A woman was walking through her new house with the contractor. As they walked through rooms, she told him what color she wanted him to paint each room. In the bedroom she said, “I think this would be nice in a cream.” The contractor stuck his head out of the window and yelled, “GREEN SIDE UP!” This perplexed the woman. They moved to the living room and she said, “I would love rose in this area.” Again the contractor strolled over to the window and yelled, “GREEN SIDE UP!” Again the woman was confused but did not say anything. As they walked into the kitchen she proudly announced that she wanted this room to be “a glorious shade of mauve.” Once again the contractor went to the window and yelled, “GREEN SIDE UP!” Finally she could not stand this anymore. “What are you shouting GREEN SIDE UP out of every window of this house?” He replied, “I’m sorry. I have a crew of USC students laying sod across the street.”

Q and A

Q: What are the best four years of a Trojan’s life? A: Third grade.

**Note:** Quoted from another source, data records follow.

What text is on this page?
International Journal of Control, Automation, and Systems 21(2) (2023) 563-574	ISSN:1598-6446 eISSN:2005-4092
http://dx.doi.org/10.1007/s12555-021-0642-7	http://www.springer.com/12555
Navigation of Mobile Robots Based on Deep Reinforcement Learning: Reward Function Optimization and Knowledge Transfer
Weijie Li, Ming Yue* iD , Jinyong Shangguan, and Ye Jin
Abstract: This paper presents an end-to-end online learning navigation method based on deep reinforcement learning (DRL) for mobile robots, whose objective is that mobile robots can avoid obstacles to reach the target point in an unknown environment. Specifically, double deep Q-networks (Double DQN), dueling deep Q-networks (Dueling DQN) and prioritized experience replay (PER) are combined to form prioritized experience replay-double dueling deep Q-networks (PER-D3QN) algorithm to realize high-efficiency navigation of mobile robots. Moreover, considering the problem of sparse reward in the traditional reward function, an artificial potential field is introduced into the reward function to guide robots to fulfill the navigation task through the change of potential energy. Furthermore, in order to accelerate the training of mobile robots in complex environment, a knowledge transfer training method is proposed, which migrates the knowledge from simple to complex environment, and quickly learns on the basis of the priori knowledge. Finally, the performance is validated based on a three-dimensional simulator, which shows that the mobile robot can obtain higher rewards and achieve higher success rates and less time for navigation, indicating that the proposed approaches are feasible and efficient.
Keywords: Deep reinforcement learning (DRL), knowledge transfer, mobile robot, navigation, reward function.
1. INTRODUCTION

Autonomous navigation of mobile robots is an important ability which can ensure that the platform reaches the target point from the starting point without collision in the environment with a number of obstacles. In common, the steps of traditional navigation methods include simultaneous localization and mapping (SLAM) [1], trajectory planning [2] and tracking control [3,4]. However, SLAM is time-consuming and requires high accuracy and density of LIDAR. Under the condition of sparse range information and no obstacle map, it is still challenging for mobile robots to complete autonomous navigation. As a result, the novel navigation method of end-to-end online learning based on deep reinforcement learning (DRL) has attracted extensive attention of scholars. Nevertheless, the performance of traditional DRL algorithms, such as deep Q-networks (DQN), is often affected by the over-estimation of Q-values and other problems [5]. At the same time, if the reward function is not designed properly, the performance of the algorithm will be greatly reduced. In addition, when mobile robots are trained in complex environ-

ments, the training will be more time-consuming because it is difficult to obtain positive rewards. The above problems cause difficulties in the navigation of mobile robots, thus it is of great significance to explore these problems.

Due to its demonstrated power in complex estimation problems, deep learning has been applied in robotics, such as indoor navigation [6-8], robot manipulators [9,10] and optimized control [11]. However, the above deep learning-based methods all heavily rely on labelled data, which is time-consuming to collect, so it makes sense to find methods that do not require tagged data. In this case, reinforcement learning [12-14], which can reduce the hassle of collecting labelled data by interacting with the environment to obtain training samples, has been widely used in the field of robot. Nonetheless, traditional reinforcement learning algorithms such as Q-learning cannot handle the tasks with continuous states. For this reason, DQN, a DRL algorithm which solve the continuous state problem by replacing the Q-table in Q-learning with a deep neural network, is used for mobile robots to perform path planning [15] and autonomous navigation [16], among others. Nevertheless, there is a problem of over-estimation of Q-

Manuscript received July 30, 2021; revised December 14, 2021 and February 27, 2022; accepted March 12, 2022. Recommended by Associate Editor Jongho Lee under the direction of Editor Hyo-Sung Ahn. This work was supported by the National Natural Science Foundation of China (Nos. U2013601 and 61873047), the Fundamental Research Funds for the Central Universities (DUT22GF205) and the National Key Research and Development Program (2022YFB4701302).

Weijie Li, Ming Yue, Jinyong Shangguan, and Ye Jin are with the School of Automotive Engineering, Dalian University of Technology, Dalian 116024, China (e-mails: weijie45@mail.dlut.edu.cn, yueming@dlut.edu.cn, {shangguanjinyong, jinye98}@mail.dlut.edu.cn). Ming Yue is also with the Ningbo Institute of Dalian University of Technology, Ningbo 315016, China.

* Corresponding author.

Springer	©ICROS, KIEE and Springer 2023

Q: How long does it take a USC football player to run the 40-yard dash? A: I don’t know. After the sixth yard they get tired of climbing over the fences.

Q: What’s the difference between a USC cheerleader and a bag of trash? A: The trash gets taken out more often!

Q. Why did the USC Trojans get excited when they finished a jig-saw puzzle in six months? A: Because the box said “4 - 6 Years”

Q: How come the USC football team doesn’t have a Web site? A: They can’t string three “W’s” together.

Q: Why should the USC football team change its name to the “Opossums”? A: Because they play dead at home, and get killed on the road.

Q: How many USC freshmen does it take to change a light bulb? A: None–it’s a second year course.

Q: What does a Trojan and a bottle of beer have in common? A: They’re both empty from the neck up.

Q: Why doesn’t USC have ice on the sidelines? A: The guy with the recipe graduated.

Q: What do you get when you drive slowly by the USC campus? A: A degree.

Q: What’s the difference between a litter of puppies and USC fans? A: Eventually puppies grow up and stop whining.

Q: What does the average USC player get on his SAT’s? A: Drool.

Q: What do you call a person from USC in a three-piece suit? A: The defendant

Q: How do you get a USC graduate off your porch? A: Pay him for the pizza.

Q: Why do USC students put their report cards in their car windows? A: So they can get the handicap spot.

Top Ten Reasons Why You’d Rather Be a Bruin than a Trojan

  1. Your fight song has more than three notes.
  2. Your mascot doesn’t take a dump on the field.
  3. Your tuition doesn’t equal the national debt of most third world countries.
  4. None of your cheerleaders are named Buffy or Candie.
  5. Bruins need more than one hand to count their Nobel Prize winners.
  6. Your football highlights are in color unlike USC’s which are black and white.
  7. Your basketball team doesn’t think a fast break is a chance to get some water.
  8. Your band doesn’t dress in an emulation of decadent imperial arrogance.
  9. 1991, 1992, 1993, 1994, 1995, 1996, 1997, 1998.
  10. No one named “O.J.” ever played for UCLA.
Published on November 12, 2001 1:09 PM PST (6 years, 11 months ago).

4 comments

Eli Karon
(5 years, 11 months ago)

Priceless!!! I am writing an anti-USC column for the Bruin on Tuesday, so I am definitely mentioning some of the jokes on this site. Thanks for the laughs!! EBK

Tony Chavez
(5 years, 9 months ago)

Can’t spell SUCK without USC

Craig
(5 years, 8 months ago)

These jokes are great. I use them to poke fun at those misdirected USC sympathizers who appear before me at work and this makes otherwise tough days bearable (no pun intended). Thanks!

Craig Veals
(3 years, 5 months ago)

I’m still using these jokes and still get plenty of laughs when I do. Unfortunately, the ones that knock USC’s gridiron efforts are a bit dated. I trust that they (like UCLA’s basketball program) will soon come back into fashion though.